Abstract

I n the course of clinical teaching, it is not unusual to preserve and propagate maxims: pithy, usually practical guides for intellectual, medical, and personal conduct. We know them as “pearls.” We joke about pearls. We drop them. We covet them the way a poet relishes a succinct sonorous rhyme. They are the haiku of medicine. Their influence is sometimes in excess of their validity. It is usually true that “you never see a fat pheo,” but “never” is a word too precise for clinical medicine. Medical pearls may be misapplied to circumstances outside the clinical arena. “The patient always comes first” is turning out not to be a totally supportable political or economic principle. After 20 years of rounding and lecturing, I have accumulated some of my own pearls.
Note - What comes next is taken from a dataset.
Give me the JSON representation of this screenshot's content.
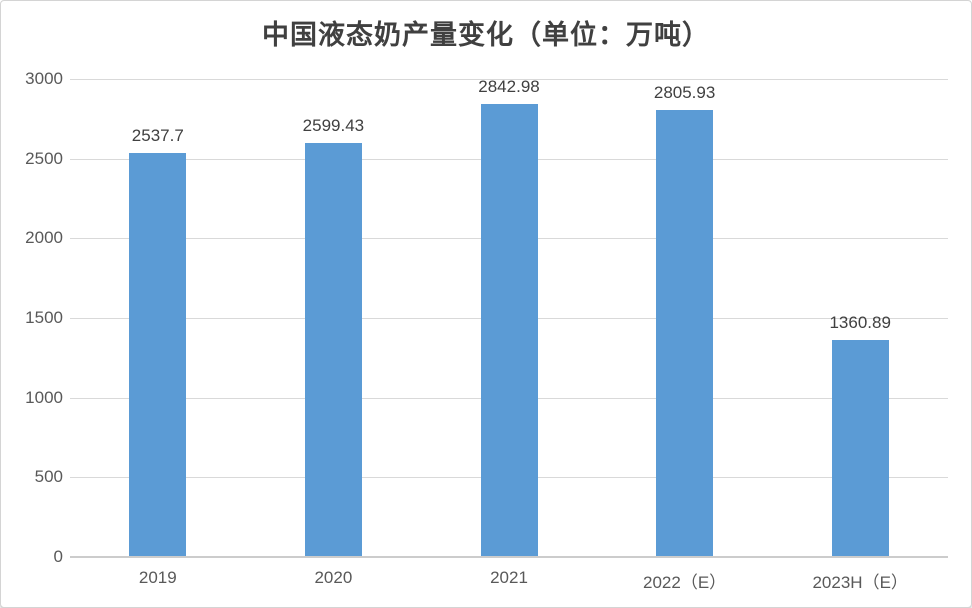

I would like to examine one of these maxims in the light of some of medicine’s contemporary dilemmas. Lee’s first rule states that it is better to be smart than dumb. This scholiurn used to be infrequently required, but lately I find myself using it more and more. And I find myself increasingly curious about the need to repetitively emphasize what seems to be so obviously pertinent to medicine. The answer is to be found, in part, in two ancient, seemingly inimical notions that have reentered a cycle of popularity and influence during the past few years: economic realism and mystical medicine. Ever since bipedal primates became self-conscious and aware of their individual aloneness, humankind has had to deal with illness, pain, and death as more than a fact of life. Explanations and remedies had to be explored and constructed, as much for social solace as for individual restoration. The idea that the quality of life determines the course of individual human existence is the fundamental concern of mystical medicine: disease and damnation are the inexorable consequence of debauchery and deviation. Illness can be produced by social and spiritual malfeasance as well as by biologic malfunction. Dietary, dialectic, and devotional rules and rituals have been created to prevent and to repair the baleful effects of bad thoughts, bad living, bad spirits, and bad biology. The liturgies and rites of the world’s religions contain elements of mystical medicine.